In fact, I would say that John Crichton, that square-jawed all-American astronaut who enters a wormhole and finds himself launched halfway across the universe, is by the far weakest part of the ensemble so far. He’s clearly intended to be an everyman and our identification figure among all the strange circumstances and peoples around him, but he grates on me a little, especially when he makes frequent Earth pop culture references that no one else could possibly understand. That’s off-putting and somewhat inscrutable as a character choice, like a Star Trek Tamarian still muttering, “Shaka, when the walls fell” long after they’ve learned a common language to communicate with other beings. Nevertheless, Crichton does get more interesting over time, both in the relationships he forms and in his response to the various traumas he experiences.

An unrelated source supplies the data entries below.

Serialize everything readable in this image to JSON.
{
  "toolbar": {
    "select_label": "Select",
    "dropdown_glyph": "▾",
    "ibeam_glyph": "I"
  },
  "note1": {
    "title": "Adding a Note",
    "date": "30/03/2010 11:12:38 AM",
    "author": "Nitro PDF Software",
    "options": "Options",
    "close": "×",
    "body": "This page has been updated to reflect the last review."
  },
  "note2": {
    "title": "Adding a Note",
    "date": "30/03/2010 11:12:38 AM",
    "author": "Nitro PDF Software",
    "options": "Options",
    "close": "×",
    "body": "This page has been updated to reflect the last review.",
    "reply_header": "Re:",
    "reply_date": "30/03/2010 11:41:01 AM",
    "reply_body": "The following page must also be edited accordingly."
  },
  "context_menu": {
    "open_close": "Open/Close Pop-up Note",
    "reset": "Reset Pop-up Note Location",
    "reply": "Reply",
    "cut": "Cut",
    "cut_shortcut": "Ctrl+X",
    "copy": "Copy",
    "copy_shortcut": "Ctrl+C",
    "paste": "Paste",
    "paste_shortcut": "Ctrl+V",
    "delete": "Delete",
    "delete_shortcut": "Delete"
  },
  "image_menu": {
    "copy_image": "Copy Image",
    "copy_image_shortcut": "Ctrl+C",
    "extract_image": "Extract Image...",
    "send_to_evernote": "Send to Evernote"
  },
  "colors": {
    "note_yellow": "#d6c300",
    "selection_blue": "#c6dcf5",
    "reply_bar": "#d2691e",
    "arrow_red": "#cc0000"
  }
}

But even by the time we reach the finale, I wouldn’t say that the cohort aboard Moya, the living prison ship whose inmates broke free and stole away with her in the pilot, could be considered a tight friend group or a found family or anything. They’re a crew by necessity alone, and are at each other’s throats as often as pulling together as a team. And I love that, just how I love this style of television storytelling: an ongoing serialized plot that plays out slowly over the course of a 22-episode season, with plenty of episodic installments that dig into the characters instead of needing to move the story along. It’s like Buffy, or The West Wing, or Deep Space Nine, or The Good Wife, and it seems so luxurious compared to the modern push for eight-hour miniseries that relentlessly drive serialization at the expense of characterization and memorable standalone episodes. I’m really looking forward to seeing where this show continues to go from here.
[Content warning for gun violence, body horror, and torture.]